Dispelling nutrition myths, ranting, and occasionally, raving


More on protein

I don’t know if it’s just me, but I have been seeing a bunch of infographics such as these lately:


While the second one’s much better than the first (credit: Avery Muether Illustrations), it includes fairly accurate protein quantities (and some of these foods are reasonably high sources of protein), I still wanted to comment on them. I went through the foods included in the first infographic and looked up the protein in a serving of each. Here they are:

spirulina (1 tbsp dried) – 4g

goji berries (2 oz dried) – 8g

chia seeds (1 oz) – 4.4g

spinach (1 cup raw) – 0.9g

hemp seeds (2 tbsp) – 10g

barley grass (6g dried) – 1.5g

brazil nuts (1 oz) – 4g

broccoli (1 cup raw) – 3g

(bean) sprouts (1 oz) – 0.8g

figs (1 oz dried) – 0.9g

avocado (1 oz) – 3g

maca (1 tbsp powder) – 1g

kale (1 cup raw) – 2g

romaine lettuce (1 cup shredded) – 0.6g

For the most part, I wasn’t overwhelmed by the amount of protein in these foods. Considering that a single serving of protein is considered to be approximately 6-7g. Even if you consumed all of these foods in a day you would be consuming only 44.1g of protein in total. This is quite close to the needs for many women. Protein needs are generally 0.8g per kg of body weight. However, more protein may be needed in some cases such as for athletes, pregnancy, wound healing, childhood, elderly, etc. Even so, most of us handily exceed the daily requirements for protein.
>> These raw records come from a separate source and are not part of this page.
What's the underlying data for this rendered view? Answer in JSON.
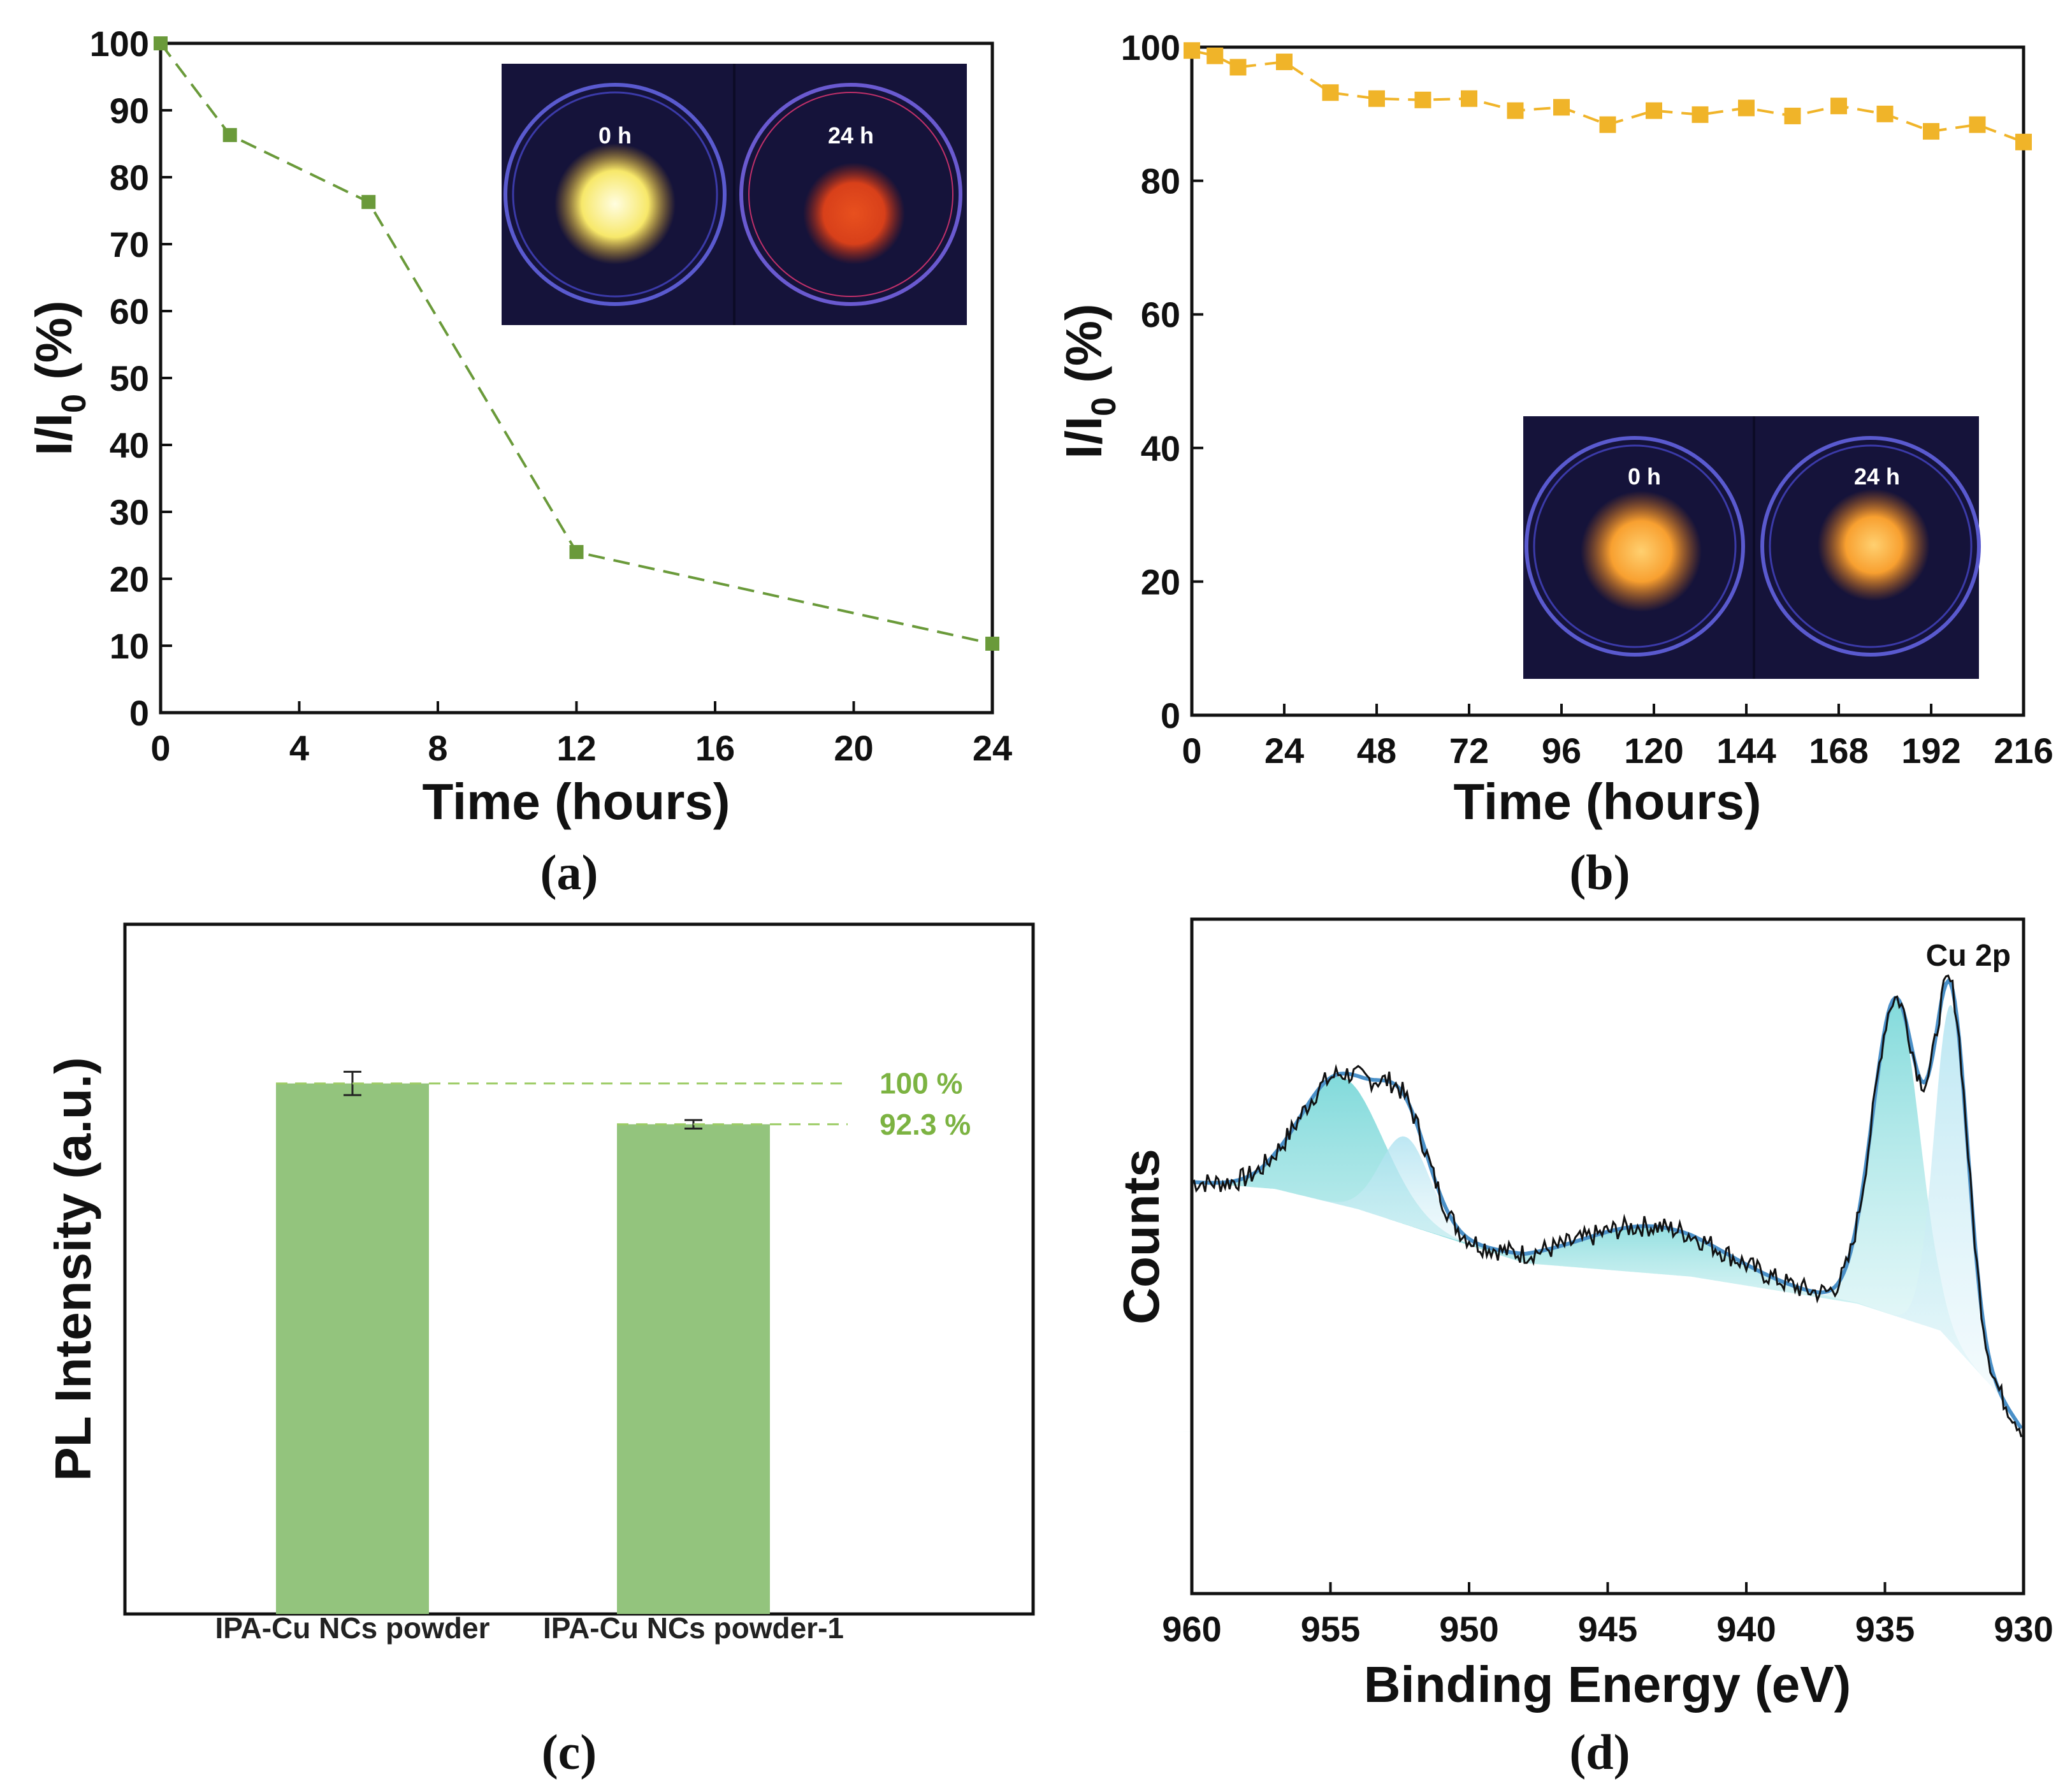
{
  "panels": [
    {
      "label": "(a)"
    },
    {
      "label": "(b)"
    },
    {
      "label": "(c)"
    },
    {
      "label": "(d)"
    }
  ],
  "colors": {
    "series_a": "#6a9a3a",
    "series_b": "#f0b429",
    "bar": "#93c47d",
    "pct": "#7cb342",
    "fit_line": "#4a90c8",
    "peak_fill": "#7fd8d8",
    "inset_bg": "#1a1840"
  },
  "chart_data": [
    {
      "type": "line",
      "panel": "(a)",
      "x": [
        0,
        2,
        6,
        12,
        24
      ],
      "y": [
        100,
        86.3,
        76.3,
        24.0,
        10.3
      ],
      "xlim": [
        0,
        24
      ],
      "ylim": [
        0,
        100
      ],
      "xticks": [
        "0",
        "4",
        "8",
        "12",
        "16",
        "20",
        "24"
      ],
      "yticks": [
        "0",
        "10",
        "20",
        "30",
        "40",
        "50",
        "60",
        "70",
        "80",
        "90",
        "100"
      ],
      "xlabel": "Time (hours)",
      "ylabel_main": "I/I",
      "ylabel_sub": "0",
      "ylabel_tail": " (%)",
      "inset_labels": [
        "0 h",
        "24 h"
      ]
    },
    {
      "type": "line",
      "panel": "(b)",
      "x": [
        0,
        6,
        12,
        24,
        36,
        48,
        60,
        72,
        84,
        96,
        108,
        120,
        132,
        144,
        156,
        168,
        180,
        192,
        204,
        216
      ],
      "y": [
        99.5,
        98.7,
        97.0,
        97.8,
        93.2,
        92.3,
        92.1,
        92.3,
        90.5,
        91.0,
        88.4,
        90.5,
        89.9,
        90.9,
        89.7,
        91.2,
        90.0,
        87.4,
        88.4,
        85.8
      ],
      "xlim": [
        0,
        216
      ],
      "ylim": [
        0,
        100
      ],
      "xticks": [
        "0",
        "24",
        "48",
        "72",
        "96",
        "120",
        "144",
        "168",
        "192",
        "216"
      ],
      "yticks": [
        "0",
        "20",
        "40",
        "60",
        "80",
        "100"
      ],
      "xlabel": "Time (hours)",
      "ylabel_main": "I/I",
      "ylabel_sub": "0",
      "ylabel_tail": " (%)",
      "inset_labels": [
        "0 h",
        "24 h"
      ]
    },
    {
      "type": "bar",
      "panel": "(c)",
      "categories": [
        "IPA-Cu NCs powder",
        "IPA-Cu NCs powder-1"
      ],
      "values": [
        100,
        92.3
      ],
      "errors": [
        2.2,
        0.8
      ],
      "annotations": [
        "100 %",
        "92.3 %"
      ],
      "ylabel": "PL Intensity (a.u.)",
      "ylim": [
        0,
        130
      ]
    },
    {
      "type": "line",
      "panel": "(d)",
      "title": "Cu 2p",
      "xlabel": "Binding Energy (eV)",
      "ylabel": "Counts",
      "xlim": [
        960,
        930
      ],
      "xticks": [
        "960",
        "955",
        "950",
        "945",
        "940",
        "935",
        "930"
      ],
      "background": {
        "x": [
          960,
          957,
          954,
          951,
          948,
          945,
          942,
          939,
          936,
          933,
          931,
          930
        ],
        "y": [
          61,
          60,
          57,
          53,
          49,
          48,
          47,
          45,
          43,
          39,
          30,
          24
        ]
      },
      "peaks": [
        {
          "center": 954.6,
          "height": 19,
          "width": 1.5
        },
        {
          "center": 952.3,
          "height": 13,
          "width": 0.9
        },
        {
          "center": 943.3,
          "height": 7,
          "width": 2.6
        },
        {
          "center": 934.6,
          "height": 47,
          "width": 0.85
        },
        {
          "center": 932.6,
          "height": 50,
          "width": 0.6
        }
      ]
    }
  ]
}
There is something else beyond total protein to consider, however. We also need to look at protein quality. High quality proteins are those that contain ample amounts of all nine essential amino acids. I’m sure you already know this but just as a refresher… Amino acids are the building blocks of proteins. There are 20 (or 21 if you count cystine) amino acids, 9 of which are considered essential because our bodies cannot synthesize them and must, therefore, obtain them from food. Animal proteins (with the exception of gelatin) are considered to be high-quality as they contain all of the essential amino acids in ample quantities. Many plant proteins are considered to be low-quality as they are either low in, or lack, one or more of the essential amino acids. While it’s absolutely possible to obtain all of the amino acids we need from plant proteins it also takes more careful consideration than proteins obtained from animal sources. This is why we talk about complementary proteins. These are plant protein sources that, when combined, yield adequate amounts of all 9 amino acids. A few examples are: hummus and pita, rice and beans, veggies and polenta. Just to be clear, the complementary proteins needn’t be consumed together at the same meal (although they certainly can be) as long as they’re consumed throughout the day.

Generally speaking, aside from foods such as beans, nuts, and seeds, plant proteins are lower in total protein (not just essential amino acids) than animal proteins. Just a few examples: 3 oz of canned tuna has 21.6g of protein, 3 oz of chicken breast has 21.3 g, Greek yoghurt can contain up to 15-18g per serving.

Yes, it is possible to consume adequate protein without consuming animal products. It’s likely preferable if we do favour plant sources of protein over animal sources. However, it’s not as simple as those infographics make it seem. Most foods contain some quantity of protein. That second infographic especially irks me. Suggesting that romaine lettuce and figs are good sources of protein is ludicrous.